Critique écrite dans le cadre d'un devoir d'analyse filmique
Introuvable et hors de prix sur l’ensemble des plateformes marchandes, Le Temps scellé, ouvrage philosophique d’Andreï Tarkovski originellement publié l’année de décès de son auteur, vient d’être réédité. Riche d’une préface et de divers compléments, retour sur cet ouvrage fondateur est le témoignage du large panel de la personnalité d’un passionné.
Une invitation au dialogue
Le ciné comme une cachette ? C’est de la sorte qu’Andreï Tarkovski (que plus nul n’a besoin de présenter à la communauté cinéphile) semble appréhender le travail acharné dont il s’est livré au cours de trente ans de carrière. Perpétuellement en quête de son essence, niant perpétuellement l’éventualité d’une idée de l’objectivité de la part de l’artiste (« S’il est possible en science de prouver logiquement à ses contradicteurs que l’on a raison, en art cela est exclue » affirme le cinéaste soviétique en pleine « nostalgie de l’idéal »), Le Temps scellé transcende les corps, les époques et ses dogmes. Il nous confie l'importance prépondérante de la réalité cinématographique, mais surtout d'un idéal artistique persuadant l’audience à voir les choses telles quelles et de s’ouvrir à une spiritualité nécessaire (tout en s’abstenant d’épargner au mieux le sujet de la religion pourtant si cher au cinéaste).
Comme par exemple, la chance pour une œuvre d’avoir plu à quelqu’un
dont les goûts ont du poids auprès du public
À l’heure où les médias numériques battent de plein fouet les médias manuscrits, que les générations de communautés cinéphiles évoluent vers de nouveaux horizons, nos goûts s’orientent ainsi vers un certain public plutôt que sur le film en lui-même. Tout en établissant le dialogue entre spectateurs (dont l’unique vecteur commun serait alors la consommation du film comme bien), il donne lieu à des interprétations et degrés d’appréciation confondus au cours des séances et débats divers qui nous sont aujourd’hui si familiers.
Des histoires à l’état brut : vocation première du cinéma ?
Il sera aussi question de la distinction entre le film commercial et le film d'art, donc entre l’œuvre formatée et l’œuvre de rigueur et éloquent d’un goût réel pour le septième art. Il n’est effectivement pas question pour le réalisateur de Stalker et Solaris de consacrer temps, argent et intérêt pour le premier, comme en témoigne chacun de ses films, où la situation initiale est très édulcorée, les péripéties quasi-absentes et le dénouement donne à chaque fois lieu à une interprétation différente. Un seul événement peut donner lieu à plusieurs histoires différentes et c’est à l’artiste de choisir celle qui sera mise en avant. Tout en jetant un œil hagard aux productions raffinées, invitant au débat, appelant au bon goût esthétique et idéologique, le cinéaste n’hésite pas à vivement railler ses camarades du septième art reconvertis dans le cinéma commercial pour « arrondir leurs fins de mois », trahissant toute fidélité à leur idée de départ :
Ce film était déjà vieux avant de naître !

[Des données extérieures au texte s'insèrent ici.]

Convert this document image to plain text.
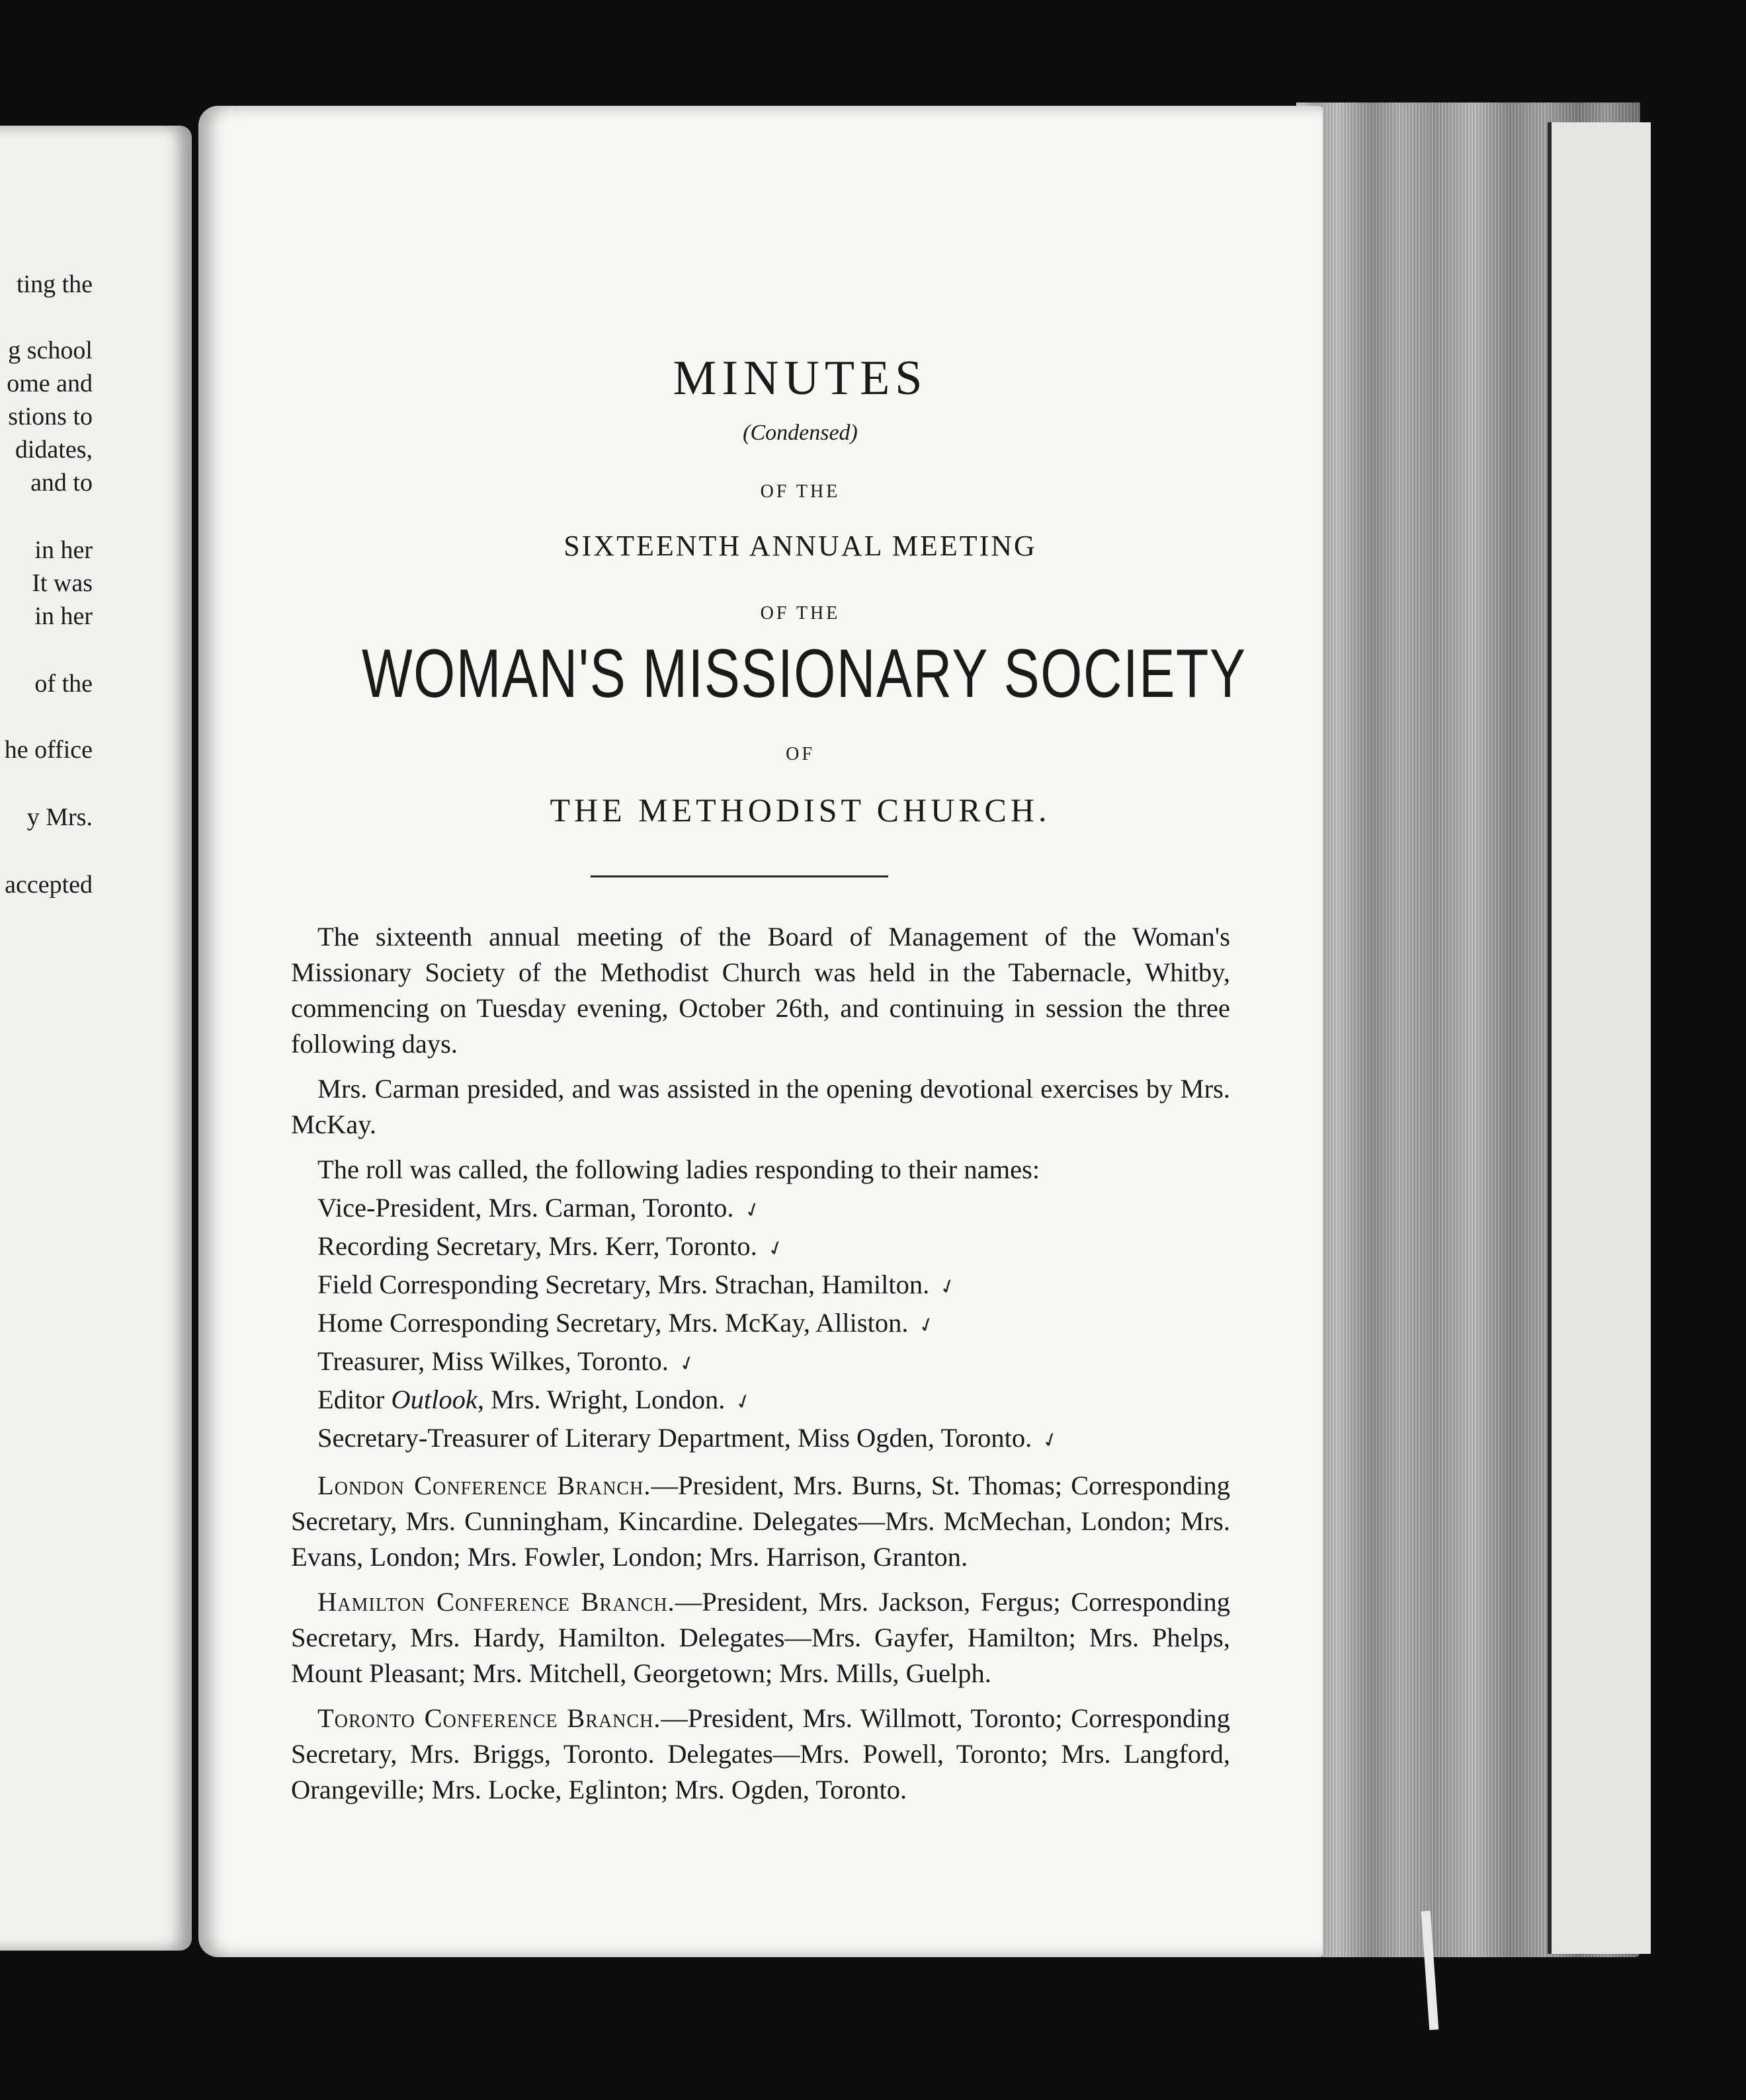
ting the
g school
ome and
stions to
didates,
and to
in her
It was
in her
of the
he office
y Mrs.
accepted
MINUTES
(Condensed)
OF THE
SIXTEENTH ANNUAL MEETING
OF THE
WOMAN'S MISSIONARY SOCIETY
OF
THE METHODIST CHURCH.

The sixteenth annual meeting of the Board of Management of the Woman's Missionary Society of the Methodist Church was held in the Tabernacle, Whitby, commencing on Tuesday evening, October 26th, and continuing in session the three following days.

Mrs. Carman presided, and was assisted in the opening devotional exercises by Mrs. McKay.

The roll was called, the following ladies responding to their names:

Vice-President, Mrs. Carman, Toronto. ✓
Recording Secretary, Mrs. Kerr, Toronto. ✓
Field Corresponding Secretary, Mrs. Strachan, Hamilton. ✓
Home Corresponding Secretary, Mrs. McKay, Alliston. ✓
Treasurer, Miss Wilkes, Toronto. ✓
Editor Outlook, Mrs. Wright, London. ✓
Secretary-Treasurer of Literary Department, Miss Ogden, Toronto. ✓

London Conference Branch.—President, Mrs. Burns, St. Thomas; Corresponding Secretary, Mrs. Cunningham, Kincardine. Delegates—Mrs. McMechan, London; Mrs. Evans, London; Mrs. Fowler, London; Mrs. Harrison, Granton.

Hamilton Conference Branch.—President, Mrs. Jackson, Fergus; Corresponding Secretary, Mrs. Hardy, Hamilton. Delegates—Mrs. Gayfer, Hamilton; Mrs. Phelps, Mount Pleasant; Mrs. Mitchell, Georgetown; Mrs. Mills, Guelph.

Toronto Conference Branch.—President, Mrs. Willmott, Toronto; Corresponding Secretary, Mrs. Briggs, Toronto. Delegates—Mrs. Powell, Toronto; Mrs. Langford, Orangeville; Mrs. Locke, Eglinton; Mrs. Ogden, Toronto.
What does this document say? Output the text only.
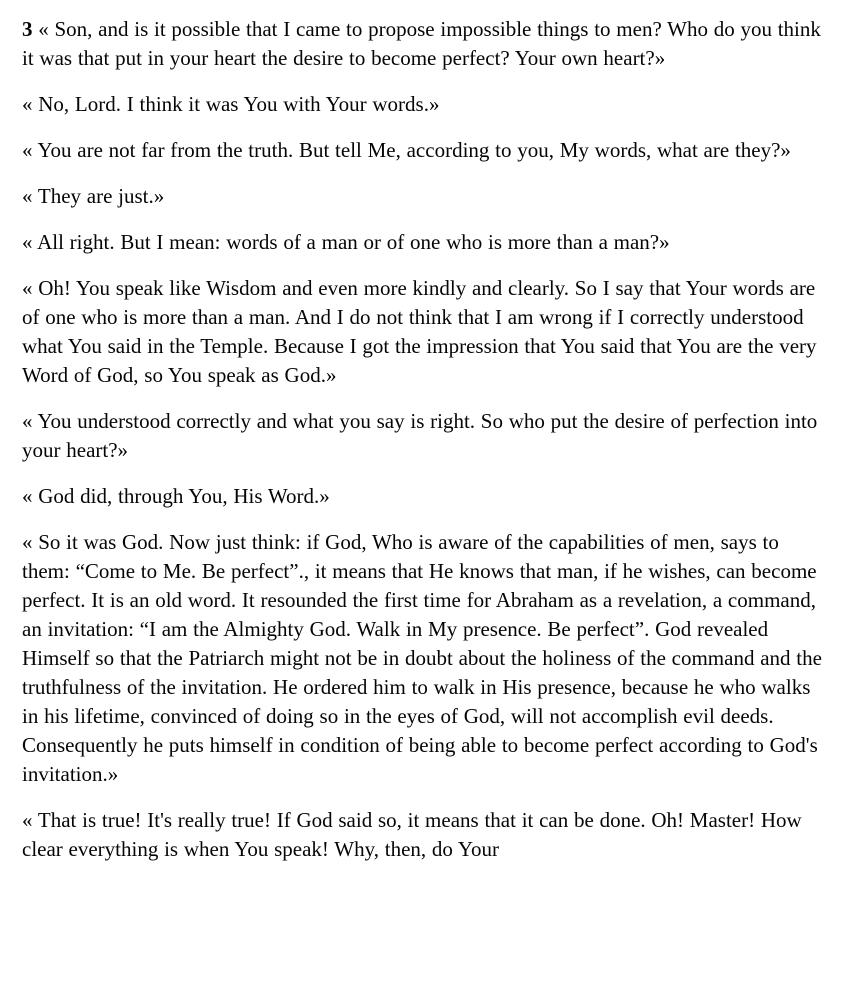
3 « Son, and is it possible that I came to propose impossible things to men? Who do you think it was that put in your heart the desire to become perfect? Your own heart?»

« No, Lord. I think it was You with Your words.»

« You are not far from the truth. But tell Me, according to you, My words, what are they?»

« They are just.»

« All right. But I mean: words of a man or of one who is more than a man?»

« Oh! You speak like Wisdom and even more kindly and clearly. So I say that Your words are of one who is more than a man. And I do not think that I am wrong if I correctly understood what You said in the Temple. Because I got the impression that You said that You are the very Word of God, so You speak as God.»

« You understood correctly and what you say is right. So who put the desire of perfection into your heart?»

« God did, through You, His Word.»

« So it was God. Now just think: if God, Who is aware of the capabilities of men, says to them: “Come to Me. Be perfect”., it means that He knows that man, if he wishes, can become perfect. It is an old word. It resounded the first time for Abraham as a revelation, a command, an invitation: “I am the Almighty God. Walk in My presence. Be perfect”. God revealed Himself so that the Patriarch might not be in doubt about the holiness of the command and the truthfulness of the invitation. He ordered him to walk in His presence, because he who walks in his lifetime, convinced of doing so in the eyes of God, will not accomplish evil deeds. Consequently he puts himself in condition of being able to become perfect according to God's invitation.»

« That is true! It's really true! If God said so, it means that it can be done. Oh! Master! How clear everything is when You speak! Why, then, do Your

Et pour la même occasion, leur statut d’artiste. S’ensuit alors une vive critique des genres, susceptibles de cantonner un film à des enjeux et à une esthétique prévisibles par tous. Heureusement tenu à l’écart de tout élitisme décourageant, Tarkovski ne considère pas pour autant que l'art est réservé à un seul type de public ; il rappelle que c’est surtout une question de longueur d’onde entre le concepteur et le consommateur, puisque l’œuvre d’art ne sera pas accessible à tout public, tout en pouvant l’être («
Dans tous mes films, j’ai cru important d’essayer d’établir les liens
qui unissaient les gens entre eux - en dehors de ceux de la chair !
Ces liens qui me rattachent en particulier à l’humanité,
et nous tous à tout ce qui nous entoure
Ce qu’il fallait ainsi démontrer, c’est que l’art peut être accessible à tout le monde mais ne plaira pas nécessairement, par question biologique, esthétique ou idéologique.
Une remise en question du mode de vie du consommateur
Tarkovski conclue ce passionnant essai en invitant les spectateurs au discours critique de leur propre existence. Celui dont l’écrit a nécessité plus de vingt ans de rédaction, établit la souffrance comme étape à part entière de la vie, soulevée par « l’insatisfaction, du conflit entre l’idéal auquel nous aspirons et le niveau où nous nous trouvons ». Artiste ou non, chacun à sa façon conçoit son existence comme le film de sa vie qui saura être à la portée de tout le monde.